Cook executive produced “Charli” and is the founder of the PC Music label, which has been at the cutting edge of pop music since it was founded in 2013. The label is known for exaggerating pop until it becomes almost surreal. Cook in particular has an ear for what makes pop music tick, and what he can do to subvert his audience’s expectations. “Charli” is informed and influenced by the sounds of ‘80s synth pop, ‘90s boy bands, and 2000s dance pop, but in a way that still feels decidedly now.
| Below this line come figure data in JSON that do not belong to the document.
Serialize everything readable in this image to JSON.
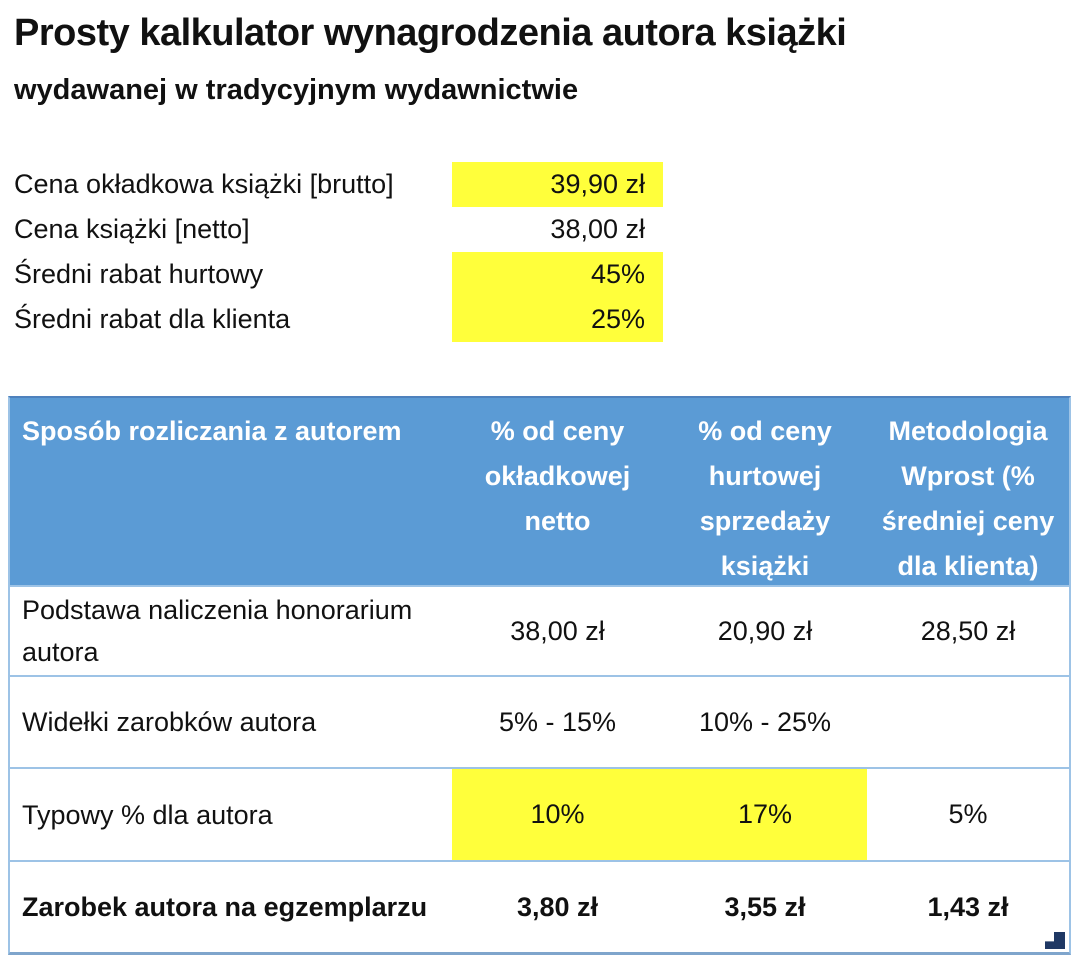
{
  "header": {
    "title": "Prosty kalkulator wynagrodzenia autora książki",
    "subtitle": "wydawanej w tradycyjnym wydawnictwie"
  },
  "params": {
    "rows": [
      {
        "label": "Cena okładkowa książki [brutto]",
        "value": "39,90 zł",
        "highlighted": true
      },
      {
        "label": "Cena książki [netto]",
        "value": "38,00 zł",
        "highlighted": false
      },
      {
        "label": "Średni rabat hurtowy",
        "value": "45%",
        "highlighted": true
      },
      {
        "label": "Średni rabat dla klienta",
        "value": "25%",
        "highlighted": true
      }
    ]
  },
  "table": {
    "columns": [
      "Sposób rozliczania z autorem",
      "% od ceny\nokładkowej\nnetto",
      "% od ceny\nhurtowej\nsprzedaży\nksiążki",
      "Metodologia\nWprost (%\nśredniej ceny\ndla klienta)"
    ],
    "rows": [
      {
        "label": "Podstawa naliczenia honorarium autora",
        "values": [
          "38,00 zł",
          "20,90 zł",
          "28,50 zł"
        ]
      },
      {
        "label": "Widełki zarobków autora",
        "values": [
          "5% - 15%",
          "10% - 25%",
          ""
        ]
      },
      {
        "label": "Typowy % dla autora",
        "values": [
          "10%",
          "17%",
          "5%"
        ]
      },
      {
        "label": "Zarobek autora na egzemplarzu",
        "values": [
          "3,80 zł",
          "3,55 zł",
          "1,43 zł"
        ]
      }
    ]
  },
  "colors": {
    "header_blue": "#5B9BD5",
    "highlight_yellow": "#FFFF3B",
    "border_blue": "#9DC3E6",
    "handle_navy": "#1F3864"
  }
}
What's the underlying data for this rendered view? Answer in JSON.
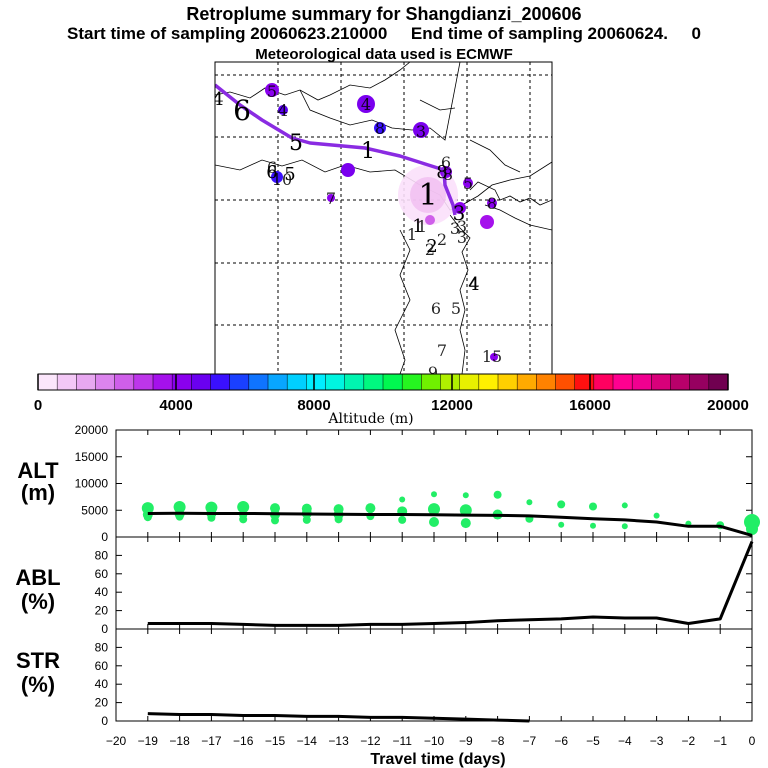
{
  "header": {
    "title": "Retroplume summary for Shangdianzi_200606",
    "sampling": "Start time of sampling 20060623.210000     End time of sampling 20060624.     0",
    "met": "Meteorological data used is ECMWF"
  },
  "colors": {
    "track": "#8a2be2",
    "series_line": "#000000",
    "scatter": "#22ee66",
    "map_line": "#000000"
  },
  "map": {
    "track_labels": [
      "4",
      "6",
      "5",
      "1",
      "8",
      "3",
      "2",
      "1",
      "6",
      "5",
      "4",
      "1"
    ],
    "scatter_labels": [
      "5",
      "4",
      "4",
      "8",
      "3",
      "6",
      "10",
      "7",
      "6",
      "5",
      "8",
      "9",
      "3",
      "1",
      "2",
      "3",
      "1",
      "2",
      "3",
      "4",
      "6",
      "5",
      "7",
      "15",
      "8"
    ]
  },
  "colorbar": {
    "ticks": [
      "0",
      "4000",
      "8000",
      "12000",
      "16000",
      "20000"
    ],
    "label": "Altitude (m)",
    "colors": [
      "#fbe6fb",
      "#f3c8f6",
      "#e8a8f1",
      "#dc84ee",
      "#cf5fea",
      "#bd36ea",
      "#a511ec",
      "#8a00ee",
      "#6a00f0",
      "#3a10ff",
      "#1a40ff",
      "#0f74ff",
      "#08a6ff",
      "#00d0ff",
      "#00eeff",
      "#00f5e0",
      "#00f5b0",
      "#00f880",
      "#00f850",
      "#26f520",
      "#70f000",
      "#b0f000",
      "#e8f000",
      "#fff000",
      "#ffd000",
      "#ffaa00",
      "#ff8200",
      "#ff5000",
      "#ff1010",
      "#ff0060",
      "#ff0090",
      "#f00090",
      "#d8007a",
      "#b8006a",
      "#960060",
      "#700050"
    ]
  },
  "chart_data": [
    {
      "type": "line",
      "name": "ALT",
      "ylabel": "ALT (m)",
      "yticks": [
        "0",
        "5000",
        "10000",
        "15000",
        "20000"
      ],
      "ylim": [
        0,
        20000
      ],
      "xlabel": "Travel time (days)",
      "xlim": [
        -20,
        0
      ],
      "x": [
        -19,
        -18,
        -17,
        -16,
        -15,
        -14,
        -13,
        -12,
        -11,
        -10,
        -9,
        -8,
        -7,
        -6,
        -5,
        -4,
        -3,
        -2,
        -1,
        0
      ],
      "values": [
        4400,
        4450,
        4400,
        4400,
        4350,
        4300,
        4250,
        4200,
        4200,
        4150,
        4100,
        4050,
        3950,
        3700,
        3400,
        3200,
        2800,
        2000,
        2000,
        300
      ],
      "scatter_x": [
        -19,
        -19,
        -19,
        -18,
        -18,
        -18,
        -17,
        -17,
        -17,
        -16,
        -16,
        -16,
        -15,
        -15,
        -15,
        -14,
        -14,
        -14,
        -13,
        -13,
        -13,
        -12,
        -12,
        -11,
        -11,
        -11,
        -10,
        -10,
        -10,
        -9,
        -9,
        -9,
        -8,
        -8,
        -7,
        -7,
        -6,
        -6,
        -5,
        -5,
        -4,
        -4,
        -3,
        -2,
        -1,
        0,
        0
      ],
      "scatter_y": [
        5400,
        4200,
        3700,
        5600,
        4300,
        3800,
        5500,
        4400,
        3600,
        5600,
        4100,
        3300,
        5400,
        4200,
        3100,
        5300,
        4400,
        3200,
        5200,
        4200,
        3300,
        5400,
        3900,
        7000,
        4800,
        3200,
        8000,
        5200,
        2800,
        7800,
        5000,
        2600,
        7900,
        4200,
        6500,
        3400,
        6100,
        2300,
        5700,
        2100,
        5900,
        2000,
        4000,
        2500,
        2200,
        2800,
        1500
      ],
      "scatter_s": [
        6,
        5,
        4,
        6,
        5,
        4,
        6,
        5,
        4,
        6,
        4,
        4,
        5,
        5,
        4,
        5,
        5,
        4,
        5,
        5,
        4,
        5,
        4,
        3,
        5,
        4,
        3,
        6,
        5,
        3,
        6,
        5,
        4,
        5,
        3,
        4,
        4,
        3,
        4,
        3,
        3,
        3,
        3,
        3,
        4,
        8,
        6
      ]
    },
    {
      "type": "line",
      "name": "ABL",
      "ylabel": "ABL (%)",
      "yticks": [
        "0",
        "20",
        "40",
        "60",
        "80"
      ],
      "ylim": [
        0,
        100
      ],
      "xlim": [
        -20,
        0
      ],
      "x": [
        -19,
        -18,
        -17,
        -16,
        -15,
        -14,
        -13,
        -12,
        -11,
        -10,
        -9,
        -8,
        -7,
        -6,
        -5,
        -4,
        -3,
        -2,
        -1,
        0
      ],
      "values": [
        6,
        6,
        6,
        5,
        4,
        4,
        4,
        5,
        5,
        6,
        7,
        9,
        10,
        11,
        13,
        12,
        12,
        6,
        11,
        95
      ]
    },
    {
      "type": "line",
      "name": "STR",
      "ylabel": "STR (%)",
      "yticks": [
        "0",
        "20",
        "40",
        "60",
        "80"
      ],
      "ylim": [
        0,
        100
      ],
      "xlim": [
        -20,
        0
      ],
      "xticks": [
        "−20",
        "−19",
        "−18",
        "−17",
        "−16",
        "−15",
        "−14",
        "−13",
        "−12",
        "−11",
        "−10",
        "−9",
        "−8",
        "−7",
        "−6",
        "−5",
        "−4",
        "−3",
        "−2",
        "−1",
        "0"
      ],
      "x": [
        -19,
        -18,
        -17,
        -16,
        -15,
        -14,
        -13,
        -12,
        -11,
        -10,
        -9,
        -8,
        -7
      ],
      "values": [
        8,
        7,
        7,
        6,
        6,
        5,
        5,
        4,
        4,
        3,
        2,
        1,
        0
      ]
    }
  ],
  "panels": {
    "alt_label": [
      "ALT",
      "(m)"
    ],
    "abl_label": [
      "ABL",
      "(%)"
    ],
    "str_label": [
      "STR",
      "(%)"
    ]
  }
}
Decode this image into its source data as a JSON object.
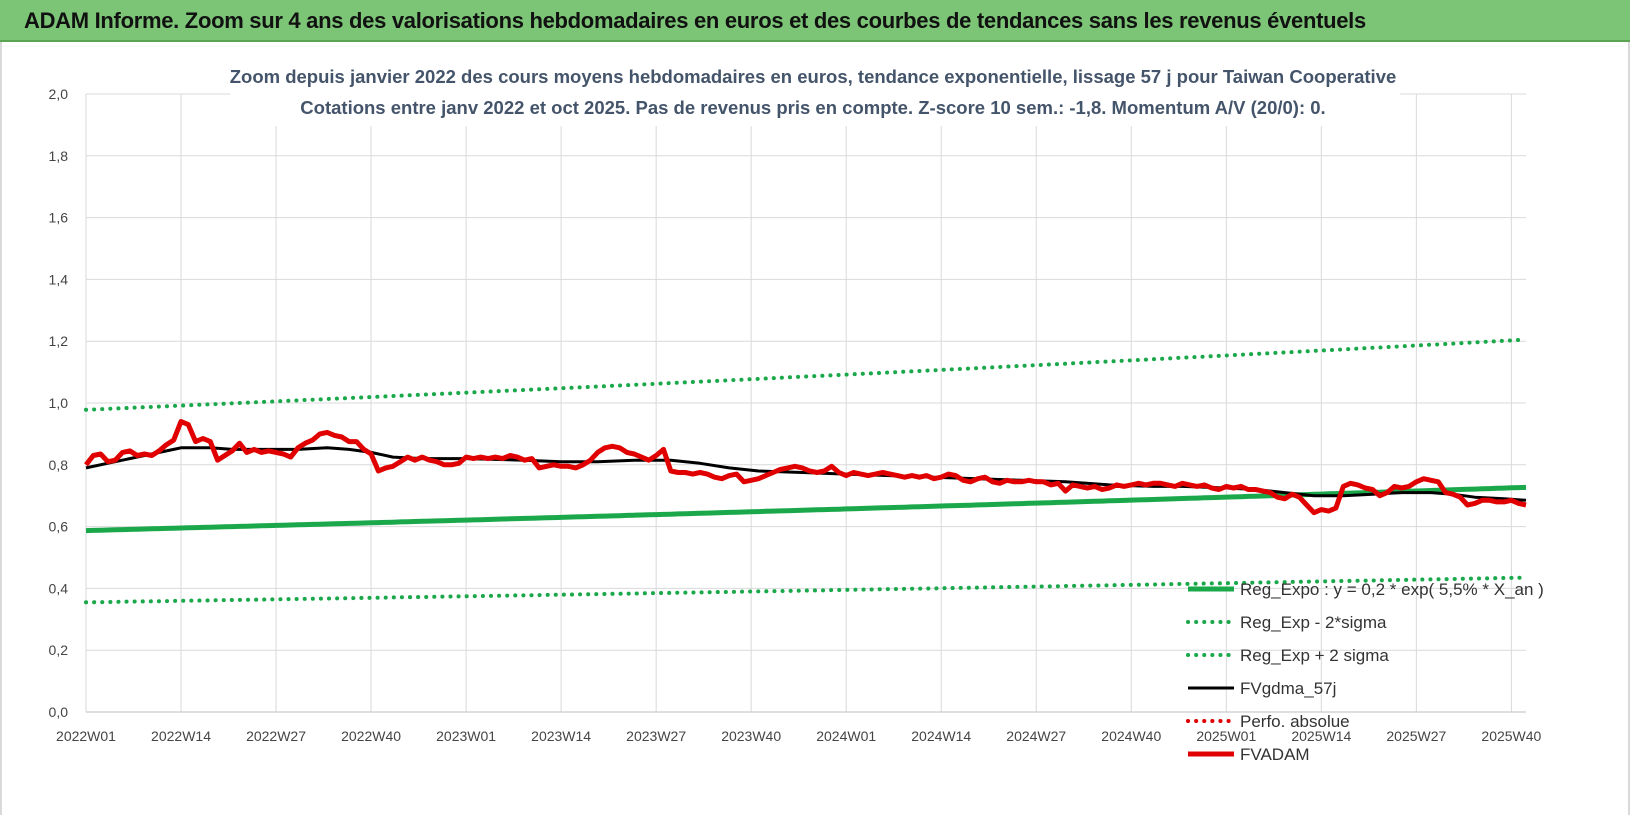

The record’s second track, “Gone,” is the highlight of the record. The “I feel so unstable…” pre-chorus is the most Weeknd hook the artist never wrote. Christine & the Queens’ feature here is the best on the album, and the competition is fierce. CupcakKe, Lizzo, Kim Petras; they all deliver because they always do. The remarkable part, however, is how “Charli” manages to pull the best out of musicians like Troye Sivan and Tommy Cash, who I would normally dread seeing in the features list.
“1999” is another hit, and the theme of nostalgia for an era you were too young to fully experience is one I can really sympathize with. When the world feels like it’s on the edge of disaster, getting lost in the ‘90s does seem rather attractive. The track is supplemented by the album’s closer, “2099,” which is eerie, dystopian and lyrically focuses on the contradiction at the heart of Charli XCX’s music: She is a pop star with no desire to cave in to commercialism.
I could gush on and on about almost every moment of “Charli.” From the glitched-out breakdown at the end of “Click,” which features production from St. Louis native and 100 Gecs member Dylan Brady, to the absurd future bass anthem “Shake It” featuring bounce queen Big Freedia and a slew of others. Every song here earns its keep, and the only issue I have with them is with the order they’re presented.
“Blame It On Your Love” is one of the most fun, uplifting moments on the record, and “Shake It” is a crazy, raunchy romp. But between these two songs are four of the more low-key and emotional tracks, which is a bit of a strange transition. It has the effect of making the second half of the record drag slightly, even if each of the songs are great in their own right.
When I gave Lana Del Rey’s last record a score in the low 9s, I assumed it would be my pop record of the year. I was wrong. “Charli” is everything I wanted out of “Pop 2,” and so much more. It delivers the syrupy sweet sound I’m not ashamed to admit I love, while synthesizing the past, present and future of pop into something all its own. It’s genuine, innovative and, most importantly, it never stops being fun.